Altogether, Etcheverry led an awesome offensive machine that, one day at McGill in 1956, beat Hamilton 82-14. Etcheverry's team was never out of a game. Down 24-9 to Toronto at halftime in the 1955 Eastern final, Etcheverry and Patterson led the Alouettes to a remarkable 38-36 comeback.
"The camaraderie" is the reason Etcheverry gives for staying in Montreal in 1954, when the St. Louis Cardinals of the National Football League offered more than twice as much as the $8,500 he was making with the Alouettes. "I guess it was stupid of me, but we were so close."
The 1954 Alouettes included a fullback named Alex Webster, who went on to do great things with the NFL's New York
Giants, and a halfback named Chuck Hunsinger, who is remembered for the fumble that broke Montreal's heart in the 1954 Grey Cup against Edmonton.

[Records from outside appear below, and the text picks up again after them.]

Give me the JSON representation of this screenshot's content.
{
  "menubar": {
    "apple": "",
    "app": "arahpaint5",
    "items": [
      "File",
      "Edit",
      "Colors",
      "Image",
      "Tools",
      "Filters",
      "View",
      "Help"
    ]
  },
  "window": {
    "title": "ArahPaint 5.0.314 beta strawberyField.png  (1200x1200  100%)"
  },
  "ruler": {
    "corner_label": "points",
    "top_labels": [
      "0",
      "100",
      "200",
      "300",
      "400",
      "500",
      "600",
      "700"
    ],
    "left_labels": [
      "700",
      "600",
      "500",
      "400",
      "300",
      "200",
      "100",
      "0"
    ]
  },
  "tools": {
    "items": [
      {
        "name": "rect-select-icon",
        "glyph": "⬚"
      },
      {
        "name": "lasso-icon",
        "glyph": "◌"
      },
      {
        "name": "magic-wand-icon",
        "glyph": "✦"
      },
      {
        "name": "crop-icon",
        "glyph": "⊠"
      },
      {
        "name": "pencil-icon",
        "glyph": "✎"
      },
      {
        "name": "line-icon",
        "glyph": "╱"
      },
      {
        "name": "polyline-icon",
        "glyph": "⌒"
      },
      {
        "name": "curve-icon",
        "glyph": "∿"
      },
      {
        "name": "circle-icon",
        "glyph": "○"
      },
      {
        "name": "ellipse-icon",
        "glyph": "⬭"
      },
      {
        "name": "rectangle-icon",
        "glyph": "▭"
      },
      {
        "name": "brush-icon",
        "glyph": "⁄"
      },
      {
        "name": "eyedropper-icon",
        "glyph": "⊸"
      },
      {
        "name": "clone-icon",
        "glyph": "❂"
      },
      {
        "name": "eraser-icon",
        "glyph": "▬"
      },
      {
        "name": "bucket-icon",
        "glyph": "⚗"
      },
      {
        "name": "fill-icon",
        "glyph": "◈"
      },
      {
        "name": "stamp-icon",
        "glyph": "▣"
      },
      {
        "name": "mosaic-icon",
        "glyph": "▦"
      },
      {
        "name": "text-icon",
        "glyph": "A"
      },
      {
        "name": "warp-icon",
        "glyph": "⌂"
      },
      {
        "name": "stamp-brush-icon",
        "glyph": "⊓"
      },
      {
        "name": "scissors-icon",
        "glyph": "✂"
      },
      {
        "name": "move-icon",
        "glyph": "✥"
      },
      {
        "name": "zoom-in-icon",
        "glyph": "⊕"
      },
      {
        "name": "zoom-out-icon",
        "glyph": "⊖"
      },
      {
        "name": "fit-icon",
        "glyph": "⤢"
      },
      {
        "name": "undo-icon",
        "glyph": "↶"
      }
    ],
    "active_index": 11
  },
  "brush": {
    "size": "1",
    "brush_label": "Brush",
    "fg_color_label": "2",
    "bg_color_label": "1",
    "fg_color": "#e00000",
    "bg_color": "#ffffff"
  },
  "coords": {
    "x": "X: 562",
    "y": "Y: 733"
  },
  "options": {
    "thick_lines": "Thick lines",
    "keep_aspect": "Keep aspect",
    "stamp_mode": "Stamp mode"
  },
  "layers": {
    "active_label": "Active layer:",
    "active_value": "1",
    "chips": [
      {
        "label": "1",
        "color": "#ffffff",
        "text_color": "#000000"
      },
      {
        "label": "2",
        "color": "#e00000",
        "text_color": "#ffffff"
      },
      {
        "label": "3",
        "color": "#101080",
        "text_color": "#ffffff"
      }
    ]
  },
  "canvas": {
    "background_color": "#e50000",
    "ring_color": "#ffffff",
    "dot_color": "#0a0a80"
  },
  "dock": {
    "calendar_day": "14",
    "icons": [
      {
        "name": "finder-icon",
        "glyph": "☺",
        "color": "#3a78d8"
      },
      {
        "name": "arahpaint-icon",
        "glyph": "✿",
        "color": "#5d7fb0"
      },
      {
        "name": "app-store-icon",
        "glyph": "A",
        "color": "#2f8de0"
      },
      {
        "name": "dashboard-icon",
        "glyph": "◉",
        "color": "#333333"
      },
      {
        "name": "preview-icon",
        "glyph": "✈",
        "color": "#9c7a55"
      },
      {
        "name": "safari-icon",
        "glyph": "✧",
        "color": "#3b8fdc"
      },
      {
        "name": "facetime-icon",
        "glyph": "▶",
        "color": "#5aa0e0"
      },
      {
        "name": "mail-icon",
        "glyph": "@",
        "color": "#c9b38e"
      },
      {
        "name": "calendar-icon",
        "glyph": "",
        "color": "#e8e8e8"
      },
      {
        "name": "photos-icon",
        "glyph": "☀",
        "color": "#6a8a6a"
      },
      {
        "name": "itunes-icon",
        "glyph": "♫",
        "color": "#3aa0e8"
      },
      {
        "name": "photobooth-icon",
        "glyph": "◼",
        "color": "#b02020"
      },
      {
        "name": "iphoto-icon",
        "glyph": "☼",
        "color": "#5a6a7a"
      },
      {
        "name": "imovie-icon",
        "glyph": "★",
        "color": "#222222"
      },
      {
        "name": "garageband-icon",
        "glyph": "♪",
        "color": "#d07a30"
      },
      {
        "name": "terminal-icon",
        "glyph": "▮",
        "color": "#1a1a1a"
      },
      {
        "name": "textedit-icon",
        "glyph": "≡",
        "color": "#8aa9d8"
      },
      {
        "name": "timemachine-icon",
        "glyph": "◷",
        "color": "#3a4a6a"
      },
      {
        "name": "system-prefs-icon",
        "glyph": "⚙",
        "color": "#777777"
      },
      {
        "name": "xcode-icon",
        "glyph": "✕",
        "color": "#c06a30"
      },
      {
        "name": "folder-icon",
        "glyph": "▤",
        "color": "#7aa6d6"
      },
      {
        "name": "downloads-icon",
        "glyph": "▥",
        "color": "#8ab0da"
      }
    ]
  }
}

Heavily favoured and leading 25-20, Montreal was driving for the touchdown that would have put the game out of reach. Deep in Edmonton territory, Etcheverry shoveled the ball to Hunsinger. The film showed it was an incomplete pass. The referee called it a fumble. Jackie Parker ran 90 yards the other way with it. Final score, Edmonton 26, Montreal 25.
Forty-three years later, the memory still rankles Etcheverry. "It was the wrong damn call," he said. "It was hard to swallow."
After that, Montreal could not solve Edmonton, and lost the next two championships to them. Etcheverry finally got his Grey Cup ring as head coach of the Alouettes in 1970, "but it still doesn't make up for the ones we lost."
The decline of football in Montreal can be traced to an infamous event known as "the trade," when Alouettes owner Ted Workman traded Etcheverry and Patterson to Hamilton for Bernie Faloney and someone named Don Paquette. Workman was so eager to unload his two stars, Etcheverry learned later, he paid the Tiger-Cats an additional $15,000 to take them off his hands.
With a no-cut, no-trade clause in his contract, Etcheverry declined the honour of playing in Hamilton, and was set to go to New York, where he might have led the Giants to greater glory, when St. Louis reminded him that they still owned his NFL rights.
Through his playing and coaching days, and his business career as a stockbroker, Etcheverry has usually called Montreal home. This is unusual for someone from New Mexico, who had never owned anything warmer than a windbreaker.
"The city has been good to me," he says.
At 67, Etcheverry still puts in a full day as an investment counselor at RBC Dominion Securities. But he won't be at McGill on Sunday - he and his wife, Norma, are leaving today for a golfing week in Florida.
There is just a touch of regret in his voice about that. This is his team, playing on his field.